The Sensor Watch is an open source, custom replacement board for the CASIO F-91W and similar watches. I bought one on a whim off Crowd Supply back in the fog of COVID and work that is the recent past. The project is by Joey Castillo / Oddly Specific Obbjects and collaborators.

The SensorWatch permits custom watchfaces, or you can select from a range of existing custom faces, and it comes with a default custom arrangement. The remaining hardware of the watch is unmodified which establishes some interesting boundaries to what's possible - there are three buttons available for operation, and the original CASIO LCD for output.

I'd purchased the board (and an additional temperature sensor, which is on the board in the later "red" edition), but did not do anything with it for eleven months until a recent isolation had me idle for a few days in my room. (I'm always happy to find my former self has sent cool things through time to me!)

The interface of the watch once it has new faces onboard is really interesting to me. At first the interface felt extremely familiar, because it's the three buttons of a CASIO watch, so the actions are familiar. The watchfaces however were unfamiliar - but the familiarity of the buttons makes the interface discoverable. Something I found interesting (via grep -rE "\bEVENT_" . in the source) is that long presses are supported. I got to wondering if combined press events are supported?

But first: it took me nearly a year to swap the board into the F91-w on my wrist. Lazy bones. I knew it required a solder and was timid at first. Eventually when I was in iso a few days I did put the board into my everyday watch, and then a week or two later took it apart again to transfer the piezo connector from the original watch board (which went fine, as it should) and finetune my custom ROM.

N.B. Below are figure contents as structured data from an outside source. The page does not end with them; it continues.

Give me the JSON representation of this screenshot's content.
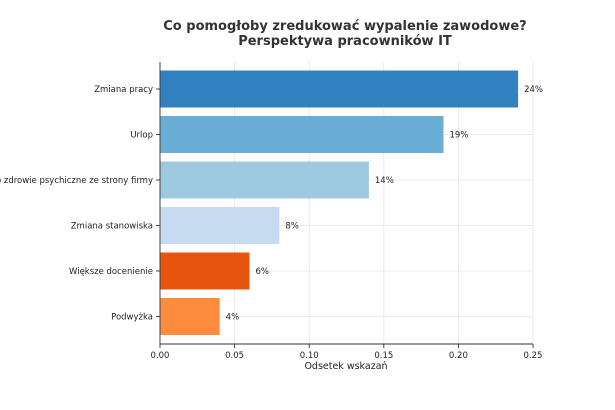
{
  "chart_data": {
    "type": "bar",
    "orientation": "horizontal",
    "title": [
      "Co pomogłoby zredukować wypalenie zawodowe?",
      "Perspektywa pracowników IT"
    ],
    "xlabel": "Odsetek wskazań",
    "ylabel": "",
    "xlim": [
      0,
      0.25
    ],
    "xticks": [
      "0.00",
      "0.05",
      "0.10",
      "0.15",
      "0.20",
      "0.25"
    ],
    "xtick_values": [
      0,
      0.05,
      0.1,
      0.15,
      0.2,
      0.25
    ],
    "grid": true,
    "categories": [
      "Zmiana pracy",
      "Urlop",
      "Opieka o zdrowie psychiczne ze strony firmy",
      "Zmiana stanowiska",
      "Większe docenienie",
      "Podwyżka"
    ],
    "values": [
      0.24,
      0.19,
      0.14,
      0.08,
      0.06,
      0.04
    ],
    "data_labels": [
      "24%",
      "19%",
      "14%",
      "8%",
      "6%",
      "4%"
    ],
    "colors": [
      "#3282c1",
      "#6aaed6",
      "#9ecae1",
      "#c6dbef",
      "#e6550d",
      "#fd8d3c"
    ]
  }
}
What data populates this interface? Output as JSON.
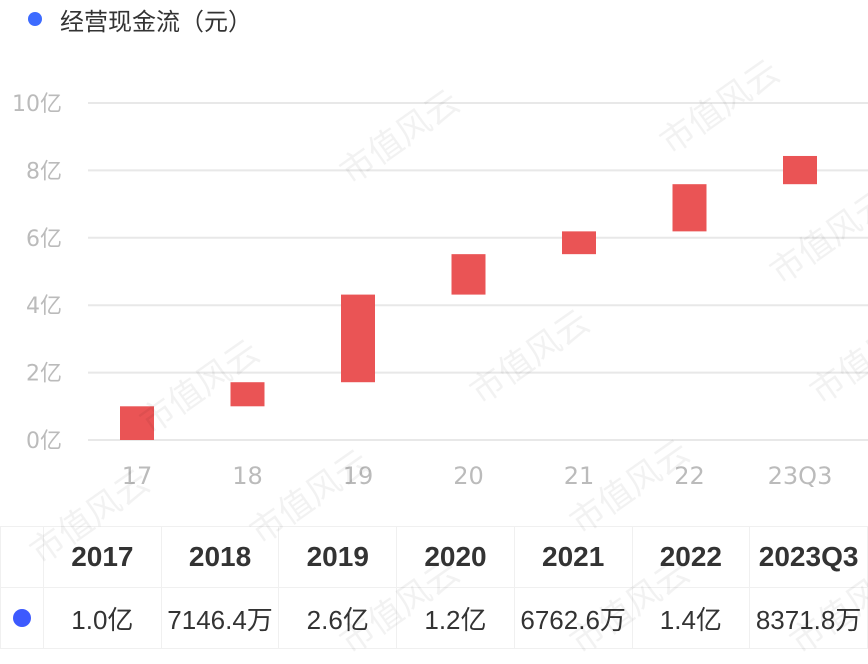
{
  "legend": {
    "label": "经营现金流（元）",
    "color": "#3d6bff"
  },
  "watermark": "市值风云",
  "chart_data": {
    "type": "bar",
    "subtype": "waterfall",
    "categories": [
      "17",
      "18",
      "19",
      "20",
      "21",
      "22",
      "23Q3"
    ],
    "values": [
      1.0,
      0.71464,
      2.6,
      1.2,
      0.67626,
      1.4,
      0.83718
    ],
    "unit": "亿",
    "ylim": [
      0,
      10
    ],
    "yticks": [
      "0亿",
      "2亿",
      "4亿",
      "6亿",
      "8亿",
      "10亿"
    ],
    "grid": true,
    "bar_color": "#ea5455",
    "legend_position": "top-left"
  },
  "table": {
    "headers": [
      "2017",
      "2018",
      "2019",
      "2020",
      "2021",
      "2022",
      "2023Q3"
    ],
    "values": [
      "1.0亿",
      "7146.4万",
      "2.6亿",
      "1.2亿",
      "6762.6万",
      "1.4亿",
      "8371.8万"
    ],
    "dot_color": "#3d5afe"
  }
}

One minor change I had wished for was having the days of the week ("MO", "TU", "WE") appear in Te Reo Māori ("HI", "TU, "AP"). It's distinctive and something special that reminds of my place in the world as we spin through the cosmos. The localisation change is extremely minor - a single array needs replacing in the source:

index 9e524762..0225dee0 100644
--- a/watch-library/shared/watch/watch_utility.c
+++ b/watch-library/shared/watch/watch_utility.c
@@ -26,7 +26,8 @@
#include "watch_utility.h"

const char * watch_utility_get_weekday(watch_date_time date_time) {
- static const char weekdays[7][3] = {"MO", "TU", "WE", "TH", "FR", "SA", "SU"};
+ static const char weekdays[7][3] = {"HI", "TU", "A ", "PA", "ME", "HO", "TA"};
return weekdays[watch_utility_get_iso8601_weekday_number(date_time.unit.year WATCH_RTC_REFERENCE_YEAR, date_time.unit.month, - 1];

Rāhina, Rātu, Rāapa, Rāpare, Rāmere, Rāhoroi, Rātapu.

Rāhina Rātu Rāapa Rāpare Rāmere Rāhoroi Rātapu

Hey, why's Rāapa just a single "A"? The original LCD doesn't have separately addressable segments for all of the shapes in the letter. If "AP" is displayed, the LCD shows "AF". Of the possible displays, I felt "A " was clearest and least wrong.

"AF" is amusing and I was tempted to keep it: Wednesday As Fuck. But, it wasn't what I wanted.


I also customised the selection of faces - currently I have simple clock, tomato, countdown (3min), moon phase, prefs, set time. Here's a link to my current custom ROM source.

The SensorWatch is a super cool board and the result is a customisation of a classic simple watch that I'm happy with. I'm really enjoying it and plan on ordering at least one more as a gift :)

It might be interesting to consider a custom face which supports localisation, or even introducing a localisation layer to the main ROM, for a more full featured support.

Update, next day: I'd popped into the Sensor Watch Discord channel at the end of October with a question, and shared my WIP at the time. After writing this post yesterday I see joeycastillo/Sensor-Watch#323 has been created by wesleyac, which brings in a compile-time setting for day language, with the initial options being English (default), Spanish, German and reo Māori. Neat!